Following on from a brief mention of food preparation, a word on Jordainian toilets, something you learn as you go. On the Tall you have three options. On top where we are digging the tank trench dug by the military back in 1967 within sight of the Royal Winter Palace, plus the chance of wandering Bedouins going past and teenage boys carrying goofahs not to mention the rocks with the chance of critters is it. On the lower Tall there are the banana plantations that do offer acceptable privacy, but a greater chance of scorpions and vipers. Or its the walk back to the Mosque to use the One-O-One (101). This is a squat toilet. A place for one foot and another place for the other, and the 0 doesn't need any more explaination. The 101 is actually a long drop with a neat contraption that opens and closes with the weight of deposits, if you get the drift. The cultural complications. Supply your own toilet paper and after using it put it in the waste paper basket provided to be burnt at the end of the day.

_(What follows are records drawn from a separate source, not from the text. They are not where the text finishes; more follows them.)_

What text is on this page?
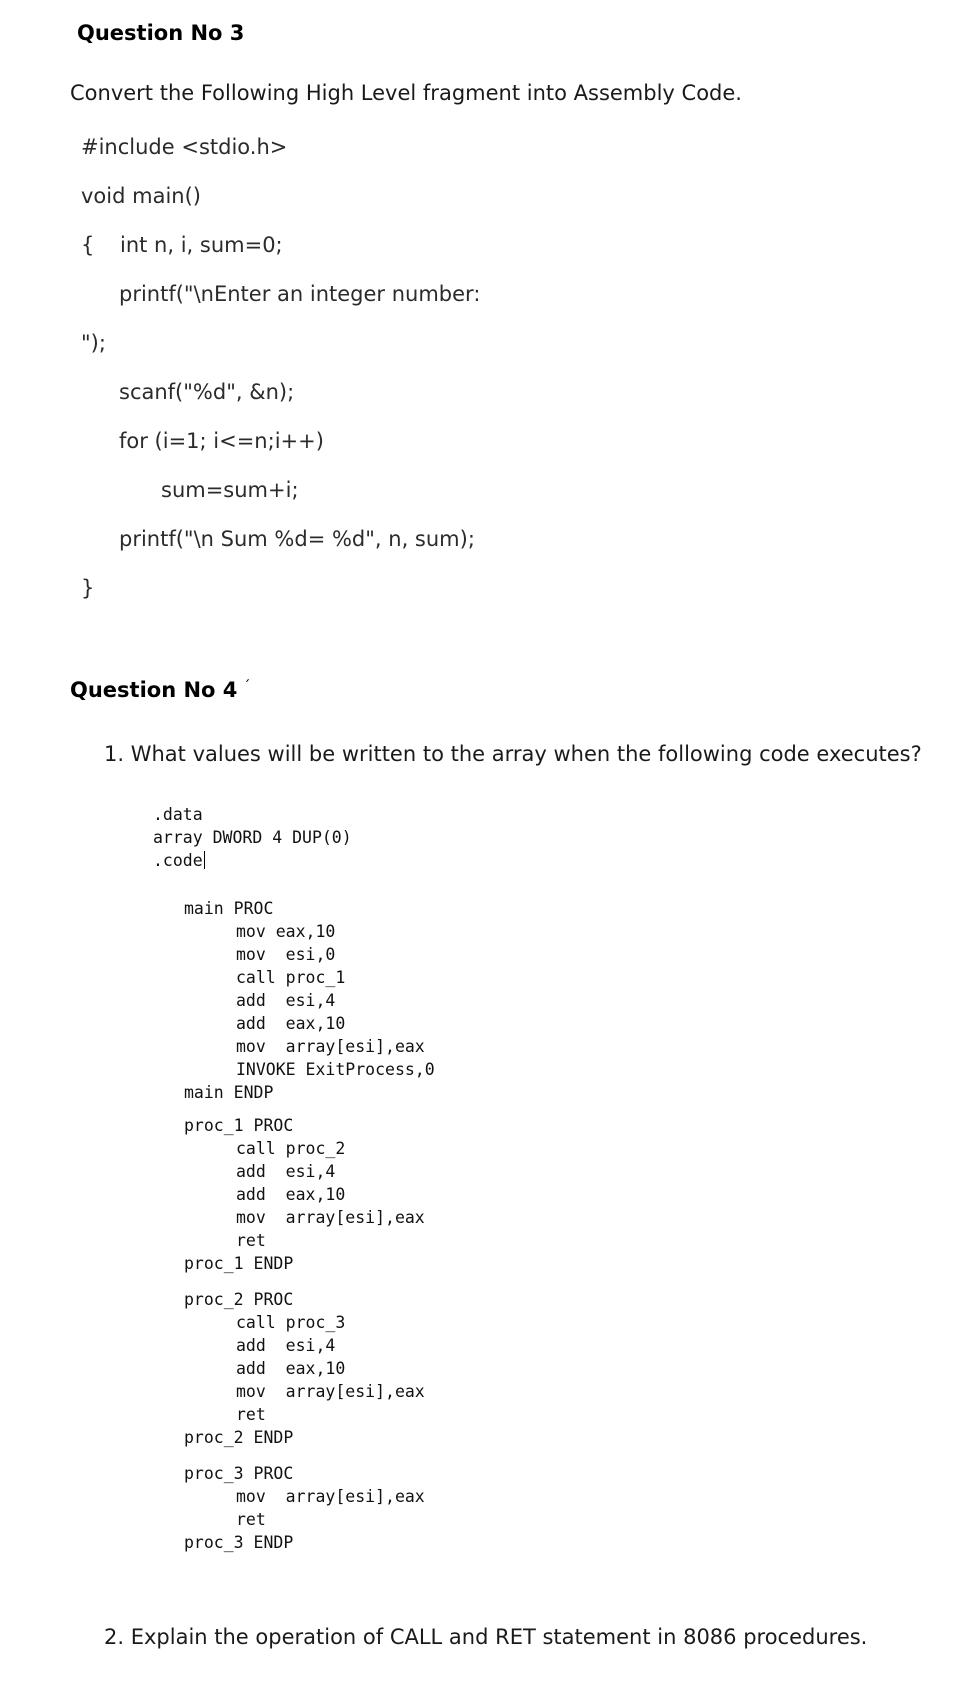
Question No 3
Convert the Following High Level fragment into Assembly Code.
#include <stdio.h>
void main()
{ int n, i, sum=0;
printf("\nEnter an integer number:
");
scanf("%d", &n);
for (i=1; i<=n;i++)
sum=sum+i;
printf("\n Sum %d= %d", n, sum);
}
Question No 4 ´
1. What values will be written to the array when the following code executes?
.data
array DWORD 4 DUP(0)
.code
main PROC
mov eax,10
mov  esi,0
call proc_1
add  esi,4
add  eax,10
mov  array[esi],eax
INVOKE ExitProcess,0
main ENDP
proc_1 PROC
call proc_2
add  esi,4
add  eax,10
mov  array[esi],eax
ret
proc_1 ENDP
proc_2 PROC
call proc_3
add  esi,4
add  eax,10
mov  array[esi],eax
ret
proc_2 ENDP
proc_3 PROC
mov  array[esi],eax
ret
proc_3 ENDP
2. Explain the operation of CALL and RET statement in 8086 procedures.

The toilet at the hotel is modern and western. When you go to toilets in the city it is always provide your own toilet paper, and even though they are always flush toilets, depending on where it is and how efficient the sewerage system is, its either flush the paper or put it in the bin, or take it home I suppose. At one place we went to it was a unisex toilet with cubicles that you paid 1JD to use, and the lady attendant handed you some toilet paper if you indicated you needed some, which you could flush, and then a paper towel if you washed your hands, which as always is advisible.

Helen is now busy most of the day down with pottery washing and sorting which is good because she's in the shade and its not so hot. She is entertained by our host on the land Abu-Ahmed who is in his 70's. He has four wives one of whom had 15 children, 12 of whom survived. He's a bit of a character. He brings along a teapot of black tea that is very sweet with some herb in it to keep Helen's team well watered. Meanwhile up on the Tall it was very dusty and the hottest day yet, getting mid 20's now. The dig is going well. The cobble floor I uncovered yesterday now might be a street or walkway between buildings. As more features are uncovered the story changes and it will probably go back to being a floor again tomorrow. We spent the day going down another 15cm around the significant features to see if we can find what's underneath before we destroy them. All to do with layering and context.

The big news in Jordan is the negotiations for their airforce pilot captured by ISIS, plus the killing of the Japanese. An attack on Thursday that killed 30 Egyptian soldiers in Sinai is also topical because the attack happened not far from the Jordanian border, which Petra is quite close to, and we are going there on Friday.

We are both fit and well, and enjoying the rich experience that Jordan provides. Helen even commented that she was beginning to feel she is on holiday. I would choose to do other things on my holidays.